Anche il secondo motivo di ricorso deve pertanto essere rigettato.

2.3. – 2.4. – Con il suo terzo e quarto motivo di ricorso il contribuente critica la decisione adottata dall’impugnata CTR in relazione al vizio di motivazione. Le censure risultano inammissibili, perchè sono esposte sul fondamento di una formulazione dell’art. 360 c.p.c., comma 1, n. 5, non più applicabile all’epoca in cui il ricorso è stato proposto (sent. CTR dep. 11.7.2013). In base alla vigente formulazione della norma, infatti, non è più consentita la contestazione di una motivazione omessa, quando tanto non si risolva in una mancata pronuncia su di una specifica domanda, e neppure di una motivazione contraddittoria, bensì la contestazione di una motivazione omessa circa un fatto decisivo “che sia stato oggetto di discussione tra le parti”.

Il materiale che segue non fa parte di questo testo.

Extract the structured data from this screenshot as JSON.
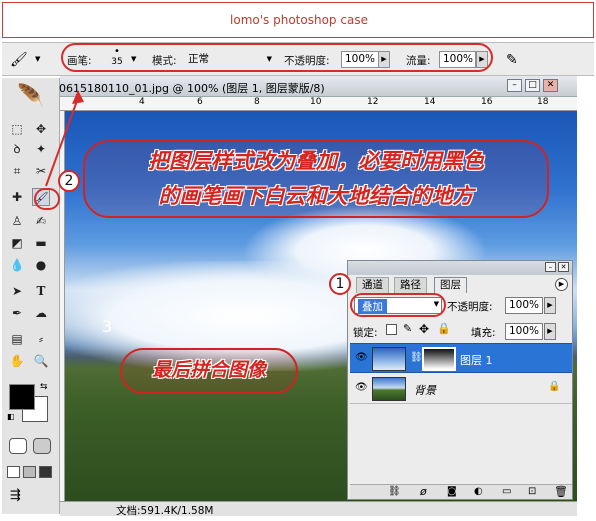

Il ricorso introdotto da G.M. deve essere pertanto rigettato. Le spese di lite seguono l’ordinario criterio della soccombenza, e sono liquidate come in dispositivo, risultando dovuto anche il c.d. raddoppio del contributo unificato.

PQM

La Corte rigetta il ricorso proposto da G.M., e lo condanna al pagamento, in favore della controricorrente Agenzia delle Entrate, delle spese di lite del presente giudizio di legittimità, che liquida in complessivi Euro 5.600,00, oltre spese prenotate a debito.

Ai sensi del D.P.R. 30 maggio 2002, n. 115, art. 13, comma 1 quater, dà, atto della sussistenza dei presupposti processuali per il versamento, da parte del ricorrente, dell’ulteriore importo a titolo di contributo unificato pari a quello previsto per il ricorso a norma del cit. art. 13, comma 1 bis, se dovuto.

Così deciso in Roma, il 2 ottobre 2020.